We often think of older, big striped bass as lazy and smart. While true to an extent, it’s also a projection of human attributes onto stripers that leads to an imprecise understanding of what make them tick. Instead, I think of huge old bass as highly efficient in seeking the best feeding opportunities that expend the least calories. What we are describing when we think of striped bass as smart and lazy is the end result of innate biases over time becoming more strictly regulated, intensified, and dominant by the behavior-neural pathway feedback loop.
Trophy hunters who pursue huge striped bass and come to learn their behavioral traits often comment that big bass act like an entirely different species. Years of a feedback loop shaping and focusing their behavior one small quantitative step at a time, leads to a qualitative difference (something I actually see with Prince as well). Older, big bass may feed in very narrow tide/current windows, so that there are many times you can catch teen or 20-pound bass and then the bite dies off. At that point, most anglers leave, but that is exactly when a trophy hunter wants to fish, knowing that as the tide has slacked out, large bass may briefly feed.

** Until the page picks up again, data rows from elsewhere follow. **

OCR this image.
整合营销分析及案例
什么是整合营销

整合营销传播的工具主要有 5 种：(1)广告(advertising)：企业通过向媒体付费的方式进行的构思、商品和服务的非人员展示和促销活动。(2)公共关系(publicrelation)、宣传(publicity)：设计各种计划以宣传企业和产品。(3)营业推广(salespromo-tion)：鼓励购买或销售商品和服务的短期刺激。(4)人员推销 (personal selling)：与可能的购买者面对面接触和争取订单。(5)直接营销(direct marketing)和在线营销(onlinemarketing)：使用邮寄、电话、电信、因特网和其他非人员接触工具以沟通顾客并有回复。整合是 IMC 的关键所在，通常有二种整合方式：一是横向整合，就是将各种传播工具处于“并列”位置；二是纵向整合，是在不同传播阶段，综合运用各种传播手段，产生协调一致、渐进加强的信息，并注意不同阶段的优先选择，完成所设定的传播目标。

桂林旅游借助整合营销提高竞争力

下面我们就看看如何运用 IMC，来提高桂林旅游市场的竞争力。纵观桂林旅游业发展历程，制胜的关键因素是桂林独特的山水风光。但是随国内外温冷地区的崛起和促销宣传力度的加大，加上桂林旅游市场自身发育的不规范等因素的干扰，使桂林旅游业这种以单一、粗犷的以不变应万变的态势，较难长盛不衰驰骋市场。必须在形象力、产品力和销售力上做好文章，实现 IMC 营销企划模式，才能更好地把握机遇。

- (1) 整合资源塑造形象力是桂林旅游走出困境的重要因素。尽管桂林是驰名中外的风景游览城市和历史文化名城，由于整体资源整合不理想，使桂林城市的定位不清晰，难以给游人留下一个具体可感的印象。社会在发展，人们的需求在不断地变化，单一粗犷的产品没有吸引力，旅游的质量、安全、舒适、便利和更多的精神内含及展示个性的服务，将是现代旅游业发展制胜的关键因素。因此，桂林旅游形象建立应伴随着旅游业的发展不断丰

Older, large bass seem to prefer current, but confine themselves to only the smallest areas with optimal current breaks. They don’t seem to travel in large schools. They typically won’t chase after baits that aren’t right in front of them.
Old, giant bass are predictable, but how they behave is different and it takes time to understand the when, where, and what of their behavior. Their high level of predictability may be comforting since it lets you figure out and reliably fish a pattern or bite window, but that predictability is never 100%. Nature is always complex, leading to variation and uncertainty that at times is humbling, but also is what makes fishing continually challenging.